To restore the windows in the reading room, the Canajoharie Library was awarded a $66,450 New York State Public Library Construction Grant and a $31,010 grant from the Stockman Family Foundation Trust. 

“The original windows were gaping so much because of putty loss and dried out wood that when they get those windows back in we’re going to experience a really terrific energy improvement and comfort level that we really haven’t been able to enjoy in the reading room,” Friedlander said. 

While he’s working on the reading room windows, Witham and his crew are also working on restoring windows for homes and businesses in Troy and all over the Capital Region and beyond. 

Though the company doesn’t have a website, business keeps rolling in due to word of mouth, and thanks to shows like PBS’ “The Woodwright’s Shop” with Roy Underhill. 

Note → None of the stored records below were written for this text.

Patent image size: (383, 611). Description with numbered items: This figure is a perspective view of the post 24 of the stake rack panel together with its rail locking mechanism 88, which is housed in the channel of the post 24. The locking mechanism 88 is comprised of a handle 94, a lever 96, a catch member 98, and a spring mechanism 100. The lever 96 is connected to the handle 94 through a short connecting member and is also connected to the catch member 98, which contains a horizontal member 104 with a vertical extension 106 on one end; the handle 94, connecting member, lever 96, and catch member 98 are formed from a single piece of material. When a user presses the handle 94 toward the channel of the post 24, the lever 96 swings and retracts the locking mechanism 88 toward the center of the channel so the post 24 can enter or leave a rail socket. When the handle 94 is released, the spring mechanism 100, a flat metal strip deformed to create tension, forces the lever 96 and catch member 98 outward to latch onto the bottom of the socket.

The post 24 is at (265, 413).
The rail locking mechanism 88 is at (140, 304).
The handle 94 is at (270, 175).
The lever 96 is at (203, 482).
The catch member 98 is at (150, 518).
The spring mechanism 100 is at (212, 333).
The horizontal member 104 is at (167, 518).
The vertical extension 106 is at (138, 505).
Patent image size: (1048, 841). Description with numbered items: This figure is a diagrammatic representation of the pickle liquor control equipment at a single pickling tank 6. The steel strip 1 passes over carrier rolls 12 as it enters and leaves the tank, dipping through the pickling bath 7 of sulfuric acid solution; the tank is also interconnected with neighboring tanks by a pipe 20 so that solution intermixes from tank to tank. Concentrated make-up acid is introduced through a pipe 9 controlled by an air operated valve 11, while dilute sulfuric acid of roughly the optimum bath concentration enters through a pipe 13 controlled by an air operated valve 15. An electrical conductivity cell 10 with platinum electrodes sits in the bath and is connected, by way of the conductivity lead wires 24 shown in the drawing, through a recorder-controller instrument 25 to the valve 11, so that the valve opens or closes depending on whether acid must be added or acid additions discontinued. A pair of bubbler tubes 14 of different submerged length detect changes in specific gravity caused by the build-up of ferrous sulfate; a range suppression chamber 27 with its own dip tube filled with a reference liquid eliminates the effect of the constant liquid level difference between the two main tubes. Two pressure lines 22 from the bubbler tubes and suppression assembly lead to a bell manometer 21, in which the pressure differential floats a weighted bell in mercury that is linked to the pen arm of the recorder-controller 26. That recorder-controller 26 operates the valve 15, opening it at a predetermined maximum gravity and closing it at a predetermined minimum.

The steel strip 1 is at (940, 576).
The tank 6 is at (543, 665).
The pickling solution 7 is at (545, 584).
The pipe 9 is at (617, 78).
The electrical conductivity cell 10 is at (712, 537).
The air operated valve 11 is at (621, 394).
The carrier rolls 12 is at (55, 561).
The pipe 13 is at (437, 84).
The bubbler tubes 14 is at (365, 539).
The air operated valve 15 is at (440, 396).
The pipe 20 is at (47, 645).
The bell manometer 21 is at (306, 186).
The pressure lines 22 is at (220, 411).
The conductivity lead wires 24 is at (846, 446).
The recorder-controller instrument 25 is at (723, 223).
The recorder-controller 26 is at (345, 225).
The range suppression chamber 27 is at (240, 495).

In 2006, the film crew called and asked if they could shoot a short segment in Witham’s workshop. They ended up staying for much longer. 

“They get here and the host, he didn’t even say hello. He saw the machinery and . . . his first words were ‘Can we do a whole half hour?’ ” Witham said. 

The episode certainly helped to spread the word about Contractors’ Millworks, though at that point, Witham and his son had already gotten calls from the likes of the Fenimore Cooper Museum, for which they replaced the grand staircase using mostly hand tools. They also got calls from Eddie Van Halen’s interior designer, who asked them to build Van Halen and his then-wife, Valerie Bertinelli, a bed. 

“At the foot we put a heart, thinking he’d put his and Valerie’s initials in it. But they’re separated now. I don’t know where the bed is,” Witham said. 

While he’s gotten to work on some stunning projects, Witham said the best part of the job is the people he’s met along the way. 

“They’re nice people. They care about history and work hard to preserve it. The Canajoharie Library is a prime example.”